= Stuart O'Brien (stage) =

Stuart O'Brien (1833 – 25 August 1883) was an Irish-born actor and manager in Australia.

== History ==
Francis Stuart O'Brien was born in County Tipperary, Ireland, and was brought to England as a child. In 1851 he left for America, and began acting professionally with J. W. Wallack's company, briefly adopting the stage name Frank Stuart.
He arrived in Victoria, Australia in 1854, and did not appear on stage for a year or so, then in 1856 he joined H. T. Craven and W. H. Stephens at the Lyceum Theatre, Sydney in a company that included G. V. Brooke, Robert Heir (died 27 February 1868) and Mrs. Robert Heir ( Fanny Cathcart), James Milne, Francis Belfield (died 13 April 1883), Mrs. Crosby (Mrs. Eigenshank), Harry Edwards, E. Wright, W. H. Walker, R. P. Whitworth, Mrs. Winterbottom, Miss Amy Howard and Mrs H. T. Craven.

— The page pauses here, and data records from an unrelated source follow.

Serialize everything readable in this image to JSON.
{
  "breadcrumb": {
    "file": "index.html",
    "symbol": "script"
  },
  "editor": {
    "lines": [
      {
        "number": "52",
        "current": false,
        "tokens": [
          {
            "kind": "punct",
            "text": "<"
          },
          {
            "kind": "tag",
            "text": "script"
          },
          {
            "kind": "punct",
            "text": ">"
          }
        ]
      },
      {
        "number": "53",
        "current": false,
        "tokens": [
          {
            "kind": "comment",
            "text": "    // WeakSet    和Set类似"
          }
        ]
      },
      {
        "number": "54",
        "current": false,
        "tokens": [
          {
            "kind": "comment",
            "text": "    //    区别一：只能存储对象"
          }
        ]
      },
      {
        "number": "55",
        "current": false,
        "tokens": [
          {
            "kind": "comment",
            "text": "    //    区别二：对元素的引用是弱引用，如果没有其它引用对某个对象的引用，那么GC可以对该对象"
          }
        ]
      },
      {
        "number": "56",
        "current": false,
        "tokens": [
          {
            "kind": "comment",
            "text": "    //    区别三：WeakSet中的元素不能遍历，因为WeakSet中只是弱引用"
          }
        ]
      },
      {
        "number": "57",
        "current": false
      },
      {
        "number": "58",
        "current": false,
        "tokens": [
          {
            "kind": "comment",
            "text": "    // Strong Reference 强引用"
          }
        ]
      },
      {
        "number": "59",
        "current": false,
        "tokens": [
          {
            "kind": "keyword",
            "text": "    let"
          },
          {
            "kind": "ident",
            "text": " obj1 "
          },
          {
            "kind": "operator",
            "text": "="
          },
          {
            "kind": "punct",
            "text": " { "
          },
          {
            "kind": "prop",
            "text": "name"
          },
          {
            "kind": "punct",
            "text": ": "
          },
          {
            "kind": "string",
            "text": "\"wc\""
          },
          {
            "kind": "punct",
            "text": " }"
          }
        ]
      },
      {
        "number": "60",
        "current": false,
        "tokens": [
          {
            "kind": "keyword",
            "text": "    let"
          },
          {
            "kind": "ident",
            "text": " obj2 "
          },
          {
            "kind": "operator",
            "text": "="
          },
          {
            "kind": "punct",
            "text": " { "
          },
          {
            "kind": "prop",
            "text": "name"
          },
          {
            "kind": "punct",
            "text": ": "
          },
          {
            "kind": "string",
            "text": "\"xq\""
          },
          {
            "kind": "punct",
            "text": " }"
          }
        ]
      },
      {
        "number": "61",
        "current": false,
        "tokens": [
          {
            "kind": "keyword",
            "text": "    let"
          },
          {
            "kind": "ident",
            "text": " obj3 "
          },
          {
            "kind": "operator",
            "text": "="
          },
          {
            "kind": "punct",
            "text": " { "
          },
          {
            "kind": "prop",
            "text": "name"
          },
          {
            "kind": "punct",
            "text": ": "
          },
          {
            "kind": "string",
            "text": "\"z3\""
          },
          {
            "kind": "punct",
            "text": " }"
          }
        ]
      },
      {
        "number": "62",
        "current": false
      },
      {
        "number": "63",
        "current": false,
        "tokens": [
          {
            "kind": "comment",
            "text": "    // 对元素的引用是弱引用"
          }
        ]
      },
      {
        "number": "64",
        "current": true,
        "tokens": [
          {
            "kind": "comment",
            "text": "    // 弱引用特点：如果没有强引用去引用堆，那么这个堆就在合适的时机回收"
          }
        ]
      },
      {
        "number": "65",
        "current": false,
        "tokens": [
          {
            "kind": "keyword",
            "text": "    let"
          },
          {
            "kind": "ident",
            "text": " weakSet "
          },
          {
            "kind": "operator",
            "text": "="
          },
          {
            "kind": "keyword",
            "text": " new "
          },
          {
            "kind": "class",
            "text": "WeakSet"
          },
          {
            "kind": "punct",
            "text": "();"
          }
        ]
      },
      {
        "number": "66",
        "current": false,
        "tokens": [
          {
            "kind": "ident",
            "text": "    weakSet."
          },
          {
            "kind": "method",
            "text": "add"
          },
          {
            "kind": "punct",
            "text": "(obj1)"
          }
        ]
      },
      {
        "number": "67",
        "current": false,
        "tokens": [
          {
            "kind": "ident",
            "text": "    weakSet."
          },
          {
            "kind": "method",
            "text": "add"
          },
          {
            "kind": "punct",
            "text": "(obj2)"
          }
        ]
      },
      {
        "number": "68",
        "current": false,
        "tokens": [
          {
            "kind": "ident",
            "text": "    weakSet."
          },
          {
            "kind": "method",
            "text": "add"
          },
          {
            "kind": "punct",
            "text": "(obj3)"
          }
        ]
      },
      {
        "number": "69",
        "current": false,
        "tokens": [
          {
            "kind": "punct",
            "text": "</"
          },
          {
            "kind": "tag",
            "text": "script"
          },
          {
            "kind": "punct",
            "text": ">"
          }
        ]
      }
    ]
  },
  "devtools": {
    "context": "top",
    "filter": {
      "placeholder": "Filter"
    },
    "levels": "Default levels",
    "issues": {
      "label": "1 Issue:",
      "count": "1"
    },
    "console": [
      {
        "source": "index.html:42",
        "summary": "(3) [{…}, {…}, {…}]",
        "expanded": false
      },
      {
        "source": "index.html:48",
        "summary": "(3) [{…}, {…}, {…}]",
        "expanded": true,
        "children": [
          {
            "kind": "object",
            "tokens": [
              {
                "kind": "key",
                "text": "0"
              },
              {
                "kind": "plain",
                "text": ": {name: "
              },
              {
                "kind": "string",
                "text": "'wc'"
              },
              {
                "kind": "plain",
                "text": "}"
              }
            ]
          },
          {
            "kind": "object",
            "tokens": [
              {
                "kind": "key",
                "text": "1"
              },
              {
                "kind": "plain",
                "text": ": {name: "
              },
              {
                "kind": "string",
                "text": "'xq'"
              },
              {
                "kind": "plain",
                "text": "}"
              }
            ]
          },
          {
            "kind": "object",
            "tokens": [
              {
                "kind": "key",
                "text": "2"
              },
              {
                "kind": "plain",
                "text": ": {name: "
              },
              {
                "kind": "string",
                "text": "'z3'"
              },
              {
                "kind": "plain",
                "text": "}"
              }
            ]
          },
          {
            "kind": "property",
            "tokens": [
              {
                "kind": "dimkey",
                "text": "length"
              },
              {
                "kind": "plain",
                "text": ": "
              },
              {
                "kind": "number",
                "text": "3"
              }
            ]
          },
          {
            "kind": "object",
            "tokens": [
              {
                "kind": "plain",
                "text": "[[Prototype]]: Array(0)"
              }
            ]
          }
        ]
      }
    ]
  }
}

He founded his own troupe, touring the New South Wales goldfields and New Zealand then returned to Victoria, where he was a popular favorite.
He later became joint lessee of the Princess Theatre, Melbourne with the scenic artist Harry Holmes, a financial failure for them both.

He was noted for playing "Job Armroyd" in Watts Phillips' Lost in London and "Deacon Skinner" in Struck Oil . One of his last parts was as "Donald McAlister" opposite Jennie Lee in The Grasshopper (Note: "The Grasshopper", adapted by her husband J. P. Burnett from the French La Cigale by Ludovic Halévy and Henri Meilhac) in 1882.

He was for many years a warden of the Australasian Dramatic and Musical Association.